Les lignes commencent à bouger avec le formidable travail de la Civiise, des congrès et des formations pluridisciplinaires, comme à la faculté de médecine de Grenoble, de Caen ou de Paris Descartes avec un DU - dans lequel j’interviens. Une recherche clinique multicentrique est en cours de lancement avec les équipes du CHU de Caen.
Lorsque les jeunes enfants, même très petits, perçoivent qu’un médecin ou toute autre personne est prêt à les écouter, à les croire et à les protéger, vous n’imaginez pas les trésors de communication qu’ils déploient pour exprimer ce qu’ils vivent, pour être aidés. Écoutons-les, entendons-les, c’est une question de santé publique, mais surtout de simple humanité.

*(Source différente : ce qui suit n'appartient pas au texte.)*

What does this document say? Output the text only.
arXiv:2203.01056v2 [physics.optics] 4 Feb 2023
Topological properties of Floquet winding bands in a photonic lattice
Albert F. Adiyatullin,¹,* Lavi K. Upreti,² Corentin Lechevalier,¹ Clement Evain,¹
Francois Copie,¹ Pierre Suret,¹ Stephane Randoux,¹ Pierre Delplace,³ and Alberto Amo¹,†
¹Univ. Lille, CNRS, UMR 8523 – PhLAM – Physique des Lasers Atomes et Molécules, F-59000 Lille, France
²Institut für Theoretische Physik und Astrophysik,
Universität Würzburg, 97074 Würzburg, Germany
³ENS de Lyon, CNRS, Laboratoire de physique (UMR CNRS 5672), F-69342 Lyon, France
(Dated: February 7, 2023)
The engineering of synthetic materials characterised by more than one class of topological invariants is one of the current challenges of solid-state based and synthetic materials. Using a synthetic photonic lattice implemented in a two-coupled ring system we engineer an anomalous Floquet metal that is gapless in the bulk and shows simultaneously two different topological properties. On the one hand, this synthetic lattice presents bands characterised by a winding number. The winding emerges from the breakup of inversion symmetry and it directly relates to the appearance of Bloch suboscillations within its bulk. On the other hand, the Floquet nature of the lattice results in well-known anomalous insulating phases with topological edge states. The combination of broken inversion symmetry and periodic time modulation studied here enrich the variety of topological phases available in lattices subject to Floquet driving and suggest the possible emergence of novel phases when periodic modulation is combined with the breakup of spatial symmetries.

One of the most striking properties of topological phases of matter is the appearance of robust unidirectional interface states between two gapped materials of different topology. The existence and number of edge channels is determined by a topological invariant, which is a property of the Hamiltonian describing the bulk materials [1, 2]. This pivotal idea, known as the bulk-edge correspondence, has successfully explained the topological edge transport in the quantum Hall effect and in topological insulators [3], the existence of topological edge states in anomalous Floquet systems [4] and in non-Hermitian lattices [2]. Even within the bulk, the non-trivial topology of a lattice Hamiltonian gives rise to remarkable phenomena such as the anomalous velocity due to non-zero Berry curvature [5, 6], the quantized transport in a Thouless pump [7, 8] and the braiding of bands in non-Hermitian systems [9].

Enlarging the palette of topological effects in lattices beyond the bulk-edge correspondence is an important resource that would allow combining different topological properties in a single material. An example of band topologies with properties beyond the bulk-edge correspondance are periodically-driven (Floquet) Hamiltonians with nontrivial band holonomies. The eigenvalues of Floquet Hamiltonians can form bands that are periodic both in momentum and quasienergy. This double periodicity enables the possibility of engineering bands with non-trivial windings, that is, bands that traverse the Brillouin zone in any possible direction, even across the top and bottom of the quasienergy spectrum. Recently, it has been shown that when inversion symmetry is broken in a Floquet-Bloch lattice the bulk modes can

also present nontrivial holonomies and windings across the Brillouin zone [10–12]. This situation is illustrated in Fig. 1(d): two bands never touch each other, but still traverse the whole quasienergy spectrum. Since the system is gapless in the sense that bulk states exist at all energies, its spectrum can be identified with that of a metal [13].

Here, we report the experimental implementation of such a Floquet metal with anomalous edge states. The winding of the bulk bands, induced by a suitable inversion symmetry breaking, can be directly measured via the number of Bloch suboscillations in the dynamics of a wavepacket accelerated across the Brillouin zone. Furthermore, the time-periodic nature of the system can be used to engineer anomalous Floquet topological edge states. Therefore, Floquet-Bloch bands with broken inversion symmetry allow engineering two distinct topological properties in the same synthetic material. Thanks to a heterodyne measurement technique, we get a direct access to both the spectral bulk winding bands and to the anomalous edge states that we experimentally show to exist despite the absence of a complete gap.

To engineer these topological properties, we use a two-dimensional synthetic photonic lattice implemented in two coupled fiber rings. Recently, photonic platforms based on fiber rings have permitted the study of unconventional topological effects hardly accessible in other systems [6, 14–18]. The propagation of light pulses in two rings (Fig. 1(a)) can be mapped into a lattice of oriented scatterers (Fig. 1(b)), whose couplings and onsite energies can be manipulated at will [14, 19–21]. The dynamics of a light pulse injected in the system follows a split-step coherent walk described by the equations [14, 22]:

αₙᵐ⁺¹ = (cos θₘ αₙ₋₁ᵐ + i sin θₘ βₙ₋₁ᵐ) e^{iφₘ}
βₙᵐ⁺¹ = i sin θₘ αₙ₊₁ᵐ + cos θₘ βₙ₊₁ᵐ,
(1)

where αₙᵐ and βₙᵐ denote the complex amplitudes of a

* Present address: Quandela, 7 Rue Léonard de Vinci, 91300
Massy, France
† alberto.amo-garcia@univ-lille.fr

(1) Le bébé maltraité se tait, mais il parle ! Signes cliniques et autobiographiques du bébé et du jeune enfant, victimes de violences sexuelles, Dr Myriam Pierson-Berthier, éditions Dunod, 2022
(2) Le corps n’oublie rien, Bessel Van der Kolk, éditions Albin Michel, 2018
L’Académie de médecine appelle à sortir du déni
À peine deux semaines après la publication d’un rapport sur la maltraitance physique des enfants, l’Académie nationale de médecine persiste et signe : « le déni de maltraitance met l’enfant en péril », insiste-t-elle dans un nouveau communiqué. Or « la maltraitance chez l’enfant a toujours fait l’objet de déni », regrette-t-elle, un déni qui retarde le diagnostic de maltraitance, accentuant le risque de répétition des violences.
L’Académie le reconnaît : le diagnostic est difficile et place les médecins dans une situation inconfortable vis-à-vis de l’enfant et son entourage. « Le soignant intervient en ignorant qui est l’auteur de la maltraitance, même si celle-ci est certaine », lit-on. Et ce n’est pas à lui de mener l’enquête, mais aux enquêteurs et magistrats.
L’Académie précise les principes du diagnostic, à commencer par le fait que ce n’est jamais un seul médecin qui pose le diagnostic mais une équipe pluridisciplinaire. Sa confirmation requiert des compétences pédiatriques spécialisées ; l’analyse objective du contexte global de l’enfant ou de l’adolescent est essentielle, ne serait-ce que pour éliminer toutes les autres causes médicales possibles des lésions observées. D’où l’importance d’hospitaliser immédiatement l’enfant à la moindre évocation de maltraitance pour assurer sa protection et évaluer la situation. « L’intervention des professionnels face à une situation de maltraitance d’un enfant gagne à être pensée dans une vision qui englobe l’enfant victime, sa famille et l’auteur de la maltraitance. Elle consiste avant tout à protéger l’enfant victime », lit-on encore. S’il faut tenir compte de la constellation familiale pour la prise en charge, « la préoccupation principale est l’enfant », insiste l’Académie.